Kemudian juga sebagaimana termaktub dalam Pasal 1 ayat (2) UUD 1945 yang menegaskan bahwa kedaulatan berada di tangan rakyat dan dilaksanakan menurut Undang-Undang Dasar. Kita meyakini bahwa manifestasi dari kedaulatan rakyat dengan dilaksanakannya pemilu harus tetap diselenggarakan tanpa kompromi sekalipun ada disparitas pemahaman perihal demokrasi antara pemerintah yang pro dan masyarakat yang kontra akan regulasi tersebut.

Maka dapat disimpulkan bahwa selain menghunjam prinsip dan konsep berdemokrasi, meniadakan kontestasi politik melalui pesta demokrasi dalam melahirkan gubernur Daerah Khusus Jakarta itu juga mencederai konstitusi.

Kewenangan presiden dalam menentukan gubernur Daerah Khusus Jakarta juga menjadi bukti konkret adanya hegemoni dari penguasa yang khawatir akan adanya pemimpin yang lahir dari rahim rakyat nan jauh dari lingkaran oligarki atau rekan sejawat penguasa.

Kecemasan akan matinya nadi demokrasi menjadi alasan mengapa wacana regulasi di Pasal 10 RUU DKJ tersebut janganlah sampai menjadi nyata.

Penguasa perlu menyadari bahwa regulasi tersebut sangat mungkin diasumsikan oleh masyarakat sebagai insinuasi untuk mematikan demokrasi.

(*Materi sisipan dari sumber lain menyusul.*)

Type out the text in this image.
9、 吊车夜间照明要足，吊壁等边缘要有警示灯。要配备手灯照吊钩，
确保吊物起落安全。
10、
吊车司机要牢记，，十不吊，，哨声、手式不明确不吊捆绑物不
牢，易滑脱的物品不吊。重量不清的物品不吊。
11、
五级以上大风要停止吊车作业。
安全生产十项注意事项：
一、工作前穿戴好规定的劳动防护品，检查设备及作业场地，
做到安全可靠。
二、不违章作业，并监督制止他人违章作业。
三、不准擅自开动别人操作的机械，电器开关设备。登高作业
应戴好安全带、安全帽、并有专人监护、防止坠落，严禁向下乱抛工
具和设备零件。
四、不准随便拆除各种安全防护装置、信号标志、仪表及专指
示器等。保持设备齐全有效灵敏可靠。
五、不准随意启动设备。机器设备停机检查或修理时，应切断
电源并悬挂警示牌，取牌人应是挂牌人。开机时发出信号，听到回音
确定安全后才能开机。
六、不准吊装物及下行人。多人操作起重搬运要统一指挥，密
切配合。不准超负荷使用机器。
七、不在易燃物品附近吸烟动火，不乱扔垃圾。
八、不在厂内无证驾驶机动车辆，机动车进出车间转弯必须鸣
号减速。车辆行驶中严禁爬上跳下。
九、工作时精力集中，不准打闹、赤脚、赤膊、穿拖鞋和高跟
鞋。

Sebagaimana kita memaknai, insinuasi adalah tindakan yang samar-samar, dalam artian dengan melenggangkan regulasi tersebut merupakan tindakan samar-samar atau tidak langsung yang menjegal masyarakat luas untuk memiliki hak dan kesempatan menjadi gubernur Daerah Khusus Jakarta

nantinya.

Negara janganlah sampai mengabaikan hak penduduk Jakarta yang berjumlah sekitar 10.562.088 orang untuk menentukan siapa yang akan menjadi pemimpin daerahnya. Gelombang suara penolakan dan aspirasi terbaik untuk kemajuan kehidupan berbangsa bernegara maupun nafas demokrasi harus terus digaungkan dan dihidupkan agar jutaan rakyatnya nanti tidak terperangkap dalam labirin ketidakpastian perwujudan demokrasi ke depannya dengan lahirnya langkah kebijakan atau hukum yang keliru.